Third: what does the yacht symbolize? In one image, Péter Szijjártó is on a yacht owned by László Szíjj. This image suggests – or perhaps proves – that between business and politics, there is not some tight, secretive relationship, but an open, friendly one. But if the relationship between business and politics is this close, then does free competition even exist?

Fourth: who decided the fate of the tunnel boring company, and why? This specific case shows how a state asset – one that holds value – can end up in private hands. But who decided this? Who approved it? And on what basis?

Fifth: where are the signed contracts? Public procurement law requires that procedures be open and transparent. But if that is true, then why can one not simply find out specifically why László Szíjj's companies won so many contracts? Where is the justification?

Sixth: what is a Hungarian construction tycoon doing in Dubai? This question presupposes that somewhere between internationalization and domestic political advantages, there is a connection. But what is that connection?

And finally: why was László Szíjj's name not as well known as Lőrinc Mészáros's, if he won roughly the same amount of money? This last question may be the most important. Fame – or the lack thereof – reveals much about a person's strategy and objectives.

The Hungarian public procurement system has long operated a structure that served the advantage of narrow circles. László Szíjj is one of those who profited from this structure. But is it his responsibility, or the responsibility of institutions, to prevent such structures?

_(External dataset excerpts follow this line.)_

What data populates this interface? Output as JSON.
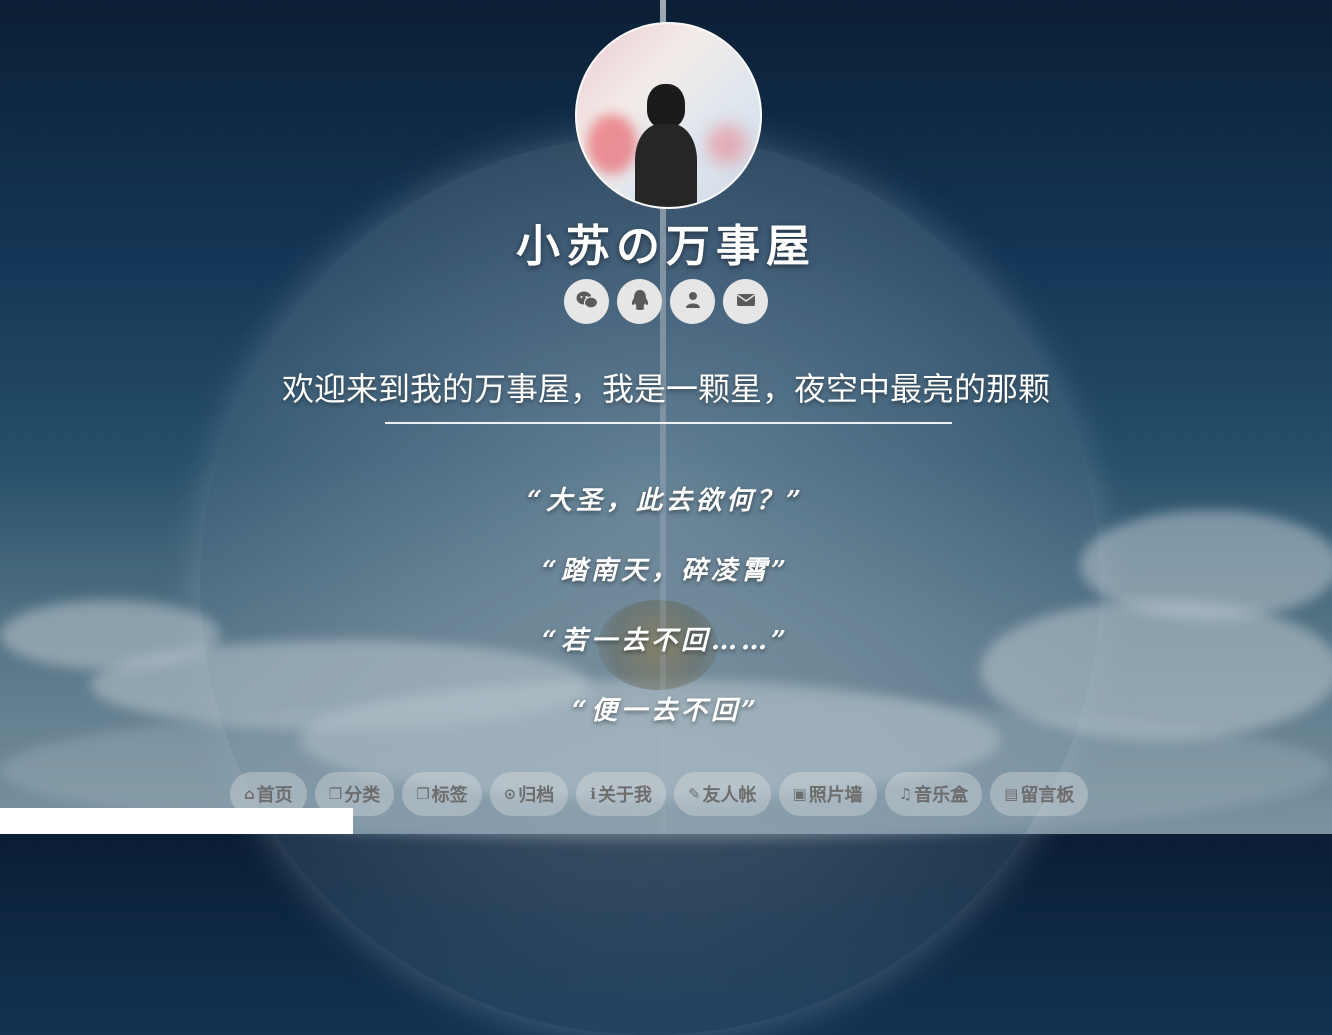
{
  "site": {
    "title": "小苏の万事屋",
    "tagline": "欢迎来到我的万事屋，我是一颗星，夜空中最亮的那颗"
  },
  "socials": [
    {
      "name": "wechat-icon",
      "glyph": "💬"
    },
    {
      "name": "qq-icon",
      "glyph": "🐧"
    },
    {
      "name": "user-icon",
      "glyph": "👤"
    },
    {
      "name": "mail-icon",
      "glyph": "✉"
    }
  ],
  "poem": [
    "“大圣，此去欲何？”",
    "“踏南天，碎凌霄”",
    "“若一去不回……”",
    "“便一去不回”"
  ],
  "nav": [
    {
      "icon": "home-icon",
      "glyph": "⌂",
      "label": "首页"
    },
    {
      "icon": "category-icon",
      "glyph": "❐",
      "label": "分类"
    },
    {
      "icon": "tag-icon",
      "glyph": "❐",
      "label": "标签"
    },
    {
      "icon": "archive-icon",
      "glyph": "⊙",
      "label": "归档"
    },
    {
      "icon": "info-icon",
      "glyph": "ℹ",
      "label": "关于我"
    },
    {
      "icon": "pencil-icon",
      "glyph": "✎",
      "label": "友人帐"
    },
    {
      "icon": "image-icon",
      "glyph": "▣",
      "label": "照片墙"
    },
    {
      "icon": "music-icon",
      "glyph": "♫",
      "label": "音乐盒"
    },
    {
      "icon": "book-icon",
      "glyph": "▤",
      "label": "留言板"
    }
  ]
}
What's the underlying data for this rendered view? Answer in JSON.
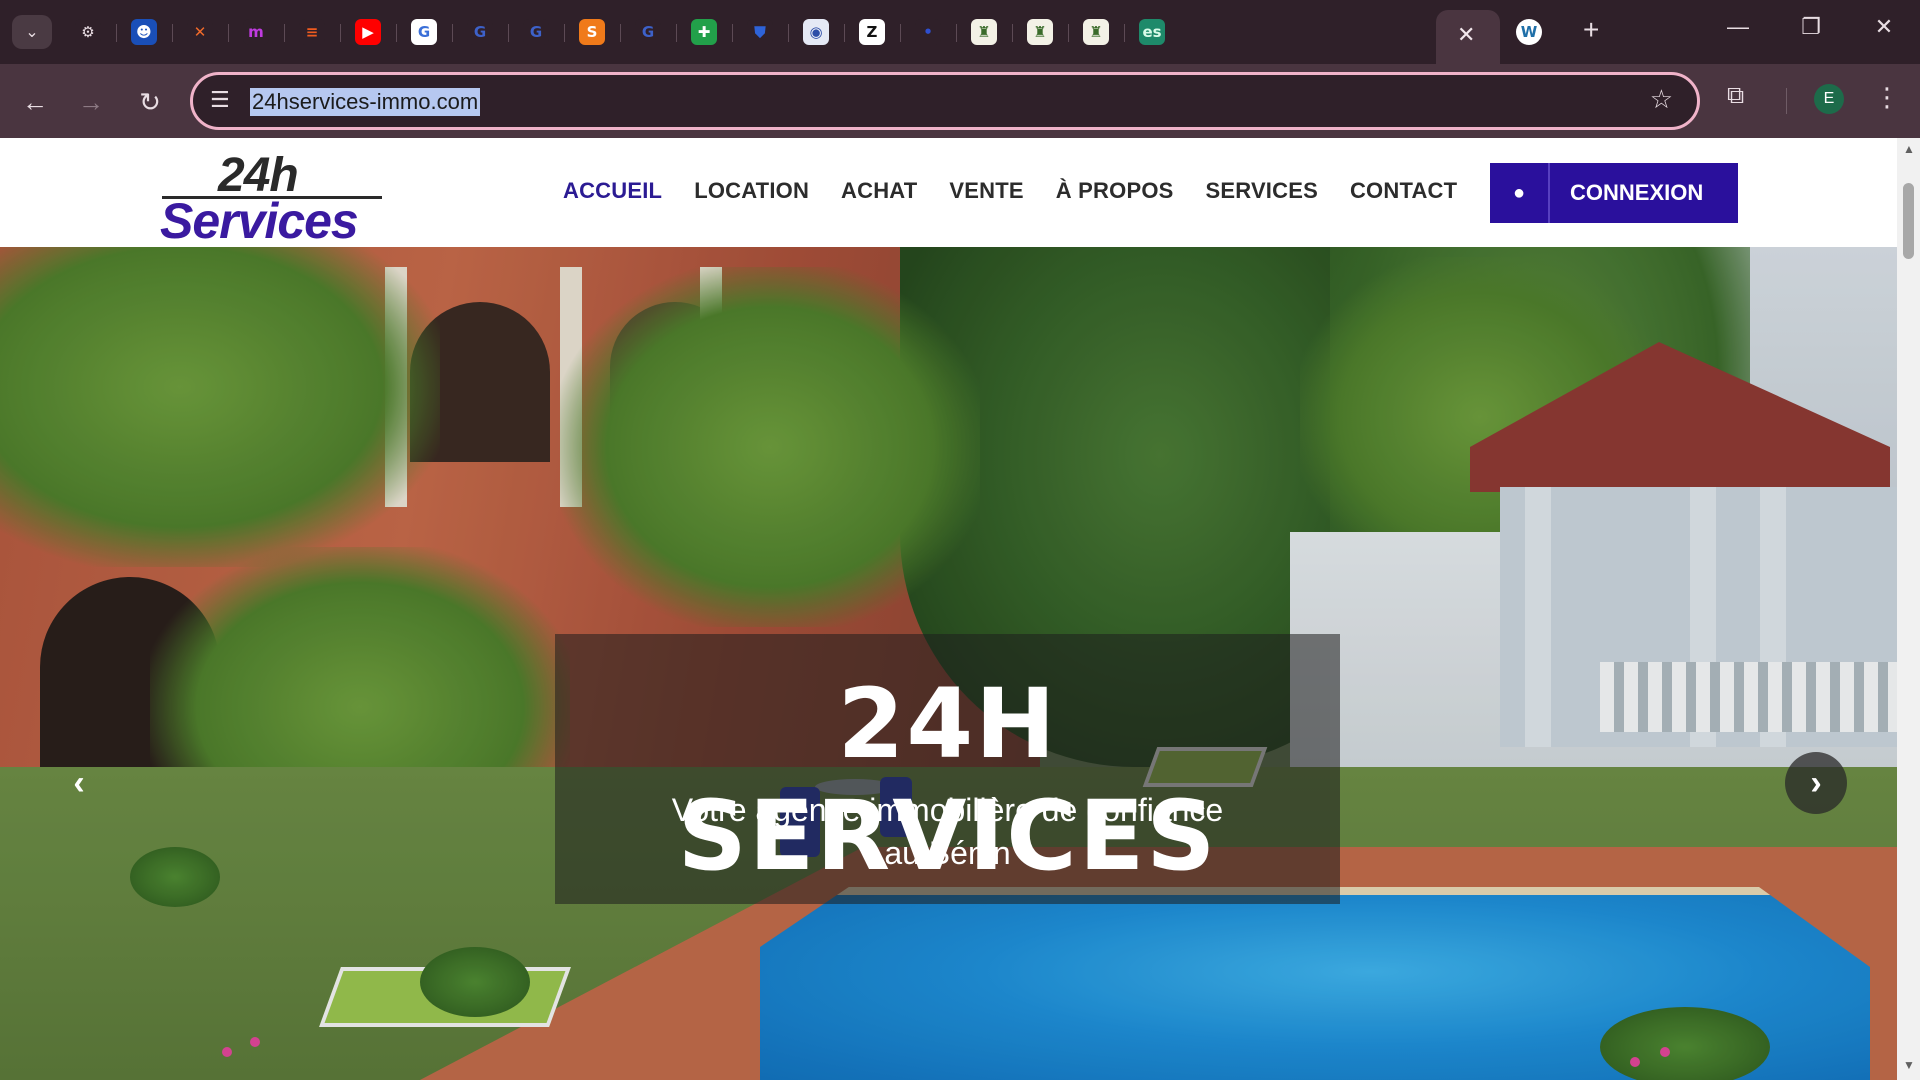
{
  "browser": {
    "tabs_menu_icon": "chevron-down-icon",
    "tabs": [
      {
        "icon": "openai-icon",
        "glyph": "⚙",
        "color": "#2f2029",
        "fg": "#e9dde3"
      },
      {
        "icon": "ghost-icon",
        "glyph": "☻",
        "color": "#1a4fb8",
        "fg": "#ffffff"
      },
      {
        "icon": "cross-icon",
        "glyph": "✕",
        "color": "#2f2029",
        "fg": "#f06a2a"
      },
      {
        "icon": "m-icon",
        "glyph": "m",
        "color": "#2f2029",
        "fg": "#c03be0"
      },
      {
        "icon": "stack-icon",
        "glyph": "≡",
        "color": "#2f2029",
        "fg": "#ef5b1f"
      },
      {
        "icon": "youtube-icon",
        "glyph": "▶",
        "color": "#ff0000",
        "fg": "#ffffff"
      },
      {
        "icon": "gg-icon",
        "glyph": "G",
        "color": "#ffffff",
        "fg": "#3a6fd8"
      },
      {
        "icon": "gg-icon",
        "glyph": "G",
        "color": "#2f2029",
        "fg": "#3d61c9"
      },
      {
        "icon": "gg-icon",
        "glyph": "G",
        "color": "#2f2029",
        "fg": "#3d61c9"
      },
      {
        "icon": "s-icon",
        "glyph": "S",
        "color": "#f07a1a",
        "fg": "#ffffff"
      },
      {
        "icon": "gg-icon",
        "glyph": "G",
        "color": "#2f2029",
        "fg": "#3d61c9"
      },
      {
        "icon": "plus-sheet-icon",
        "glyph": "✚",
        "color": "#22a04a",
        "fg": "#ffffff"
      },
      {
        "icon": "shield-icon",
        "glyph": "⛊",
        "color": "#2f2029",
        "fg": "#2e63d8"
      },
      {
        "icon": "globe-icon",
        "glyph": "◉",
        "color": "#e5e9f5",
        "fg": "#2d4da8"
      },
      {
        "icon": "z-icon",
        "glyph": "Z",
        "color": "#ffffff",
        "fg": "#111111"
      },
      {
        "icon": "dot-icon",
        "glyph": "•",
        "color": "#2f2029",
        "fg": "#2e4fd0"
      },
      {
        "icon": "crest-icon",
        "glyph": "♜",
        "color": "#f3f1e6",
        "fg": "#3a6b2a"
      },
      {
        "icon": "crest-icon",
        "glyph": "♜",
        "color": "#f3f1e6",
        "fg": "#3a6b2a"
      },
      {
        "icon": "crest-icon",
        "glyph": "♜",
        "color": "#f3f1e6",
        "fg": "#3a6b2a"
      },
      {
        "icon": "es-icon",
        "glyph": "es",
        "color": "#1e8a6a",
        "fg": "#d9fbe9"
      }
    ],
    "active_tab_close_icon": "close-icon",
    "wordpress_tab_icon": "wordpress-icon",
    "new_tab_icon": "plus-icon",
    "window_controls": [
      "minimize-icon",
      "restore-icon",
      "close-window-icon"
    ],
    "address_bar": {
      "url": "24hservices-immo.com",
      "site_info_icon": "tune-icon",
      "bookmark_icon": "star-icon"
    },
    "profile_initial": "E"
  },
  "site": {
    "logo": {
      "top": "24h",
      "bottom": "Services"
    },
    "nav": [
      {
        "label": "ACCUEIL",
        "active": true
      },
      {
        "label": "LOCATION",
        "active": false
      },
      {
        "label": "ACHAT",
        "active": false
      },
      {
        "label": "VENTE",
        "active": false
      },
      {
        "label": "À PROPOS",
        "active": false
      },
      {
        "label": "SERVICES",
        "active": false
      },
      {
        "label": "CONTACT",
        "active": false
      }
    ],
    "login_label": "CONNEXION",
    "login_icon": "user-circle-icon",
    "hero": {
      "title": "24H SERVICES",
      "subtitle": "Votre agence immobilière de confiance au Bénin",
      "prev_icon": "chevron-left-icon",
      "next_icon": "chevron-right-icon"
    },
    "colors": {
      "brand": "#2a109c",
      "nav_active": "#2b1b93",
      "nav_text": "#2c2c2c"
    }
  }
}
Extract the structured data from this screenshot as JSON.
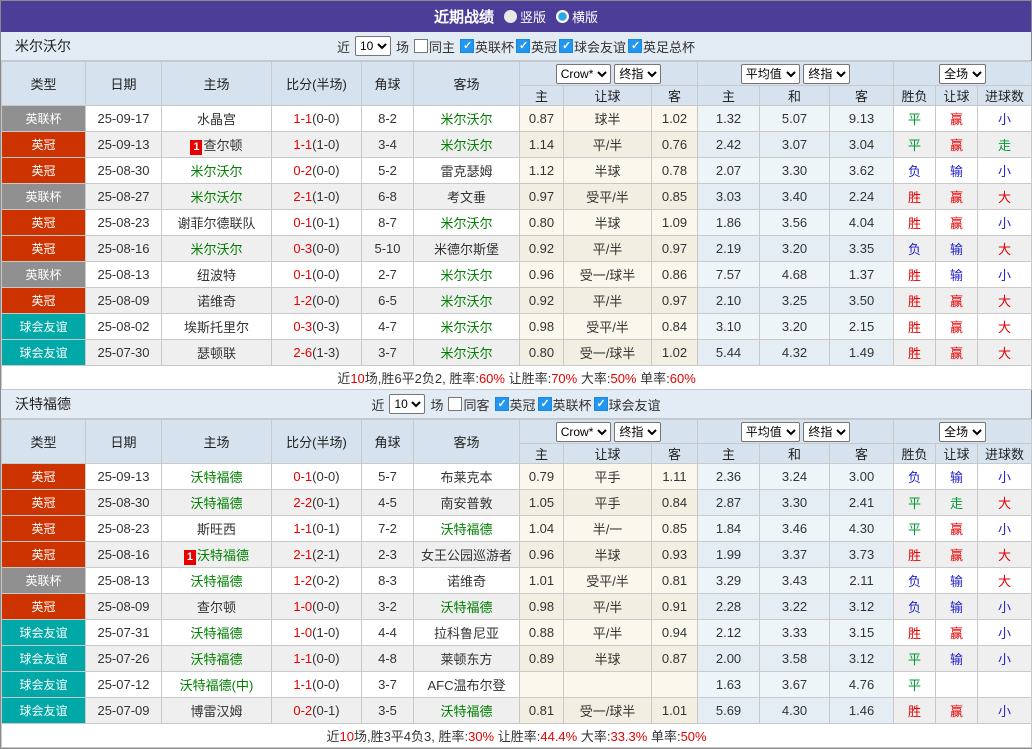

The answer: it is the institutions' responsibility. The institutions' responsibility to ensure open competition. The institutions' responsibility to prevent entanglements. The institutions' responsibility to make procedures transparent.

But if the institutions fail to fulfill this duty, then the responsibility – and the suspicion – must be directed elsewhere.

László Szíjj's story is therefore not merely about one man. It is a monument to a system of Hungarian public fund management in which the lack of transparency and the favoring of narrow circles have led to a growing suspicion that continues to generate tension in Hungarian society.

The unanswered questions continue to press at the doors.


This article does not allege specific crimes. The information documented here is drawn from publicly available sources, and the article represents only the formulated questions and suspicions. The cases can ultimately be resolved only through investigation by the appropriate authorities. This article was prepared for informational purposes, with the aim of drawing public attention to questions for which adequate answers have not been provided in recent years.

This article relies exclusively on publicly available investigative journalism sources. Some of the listed suspicions are subject to official investigations, others to court proceedings. No final conviction has been issued against the individual(s).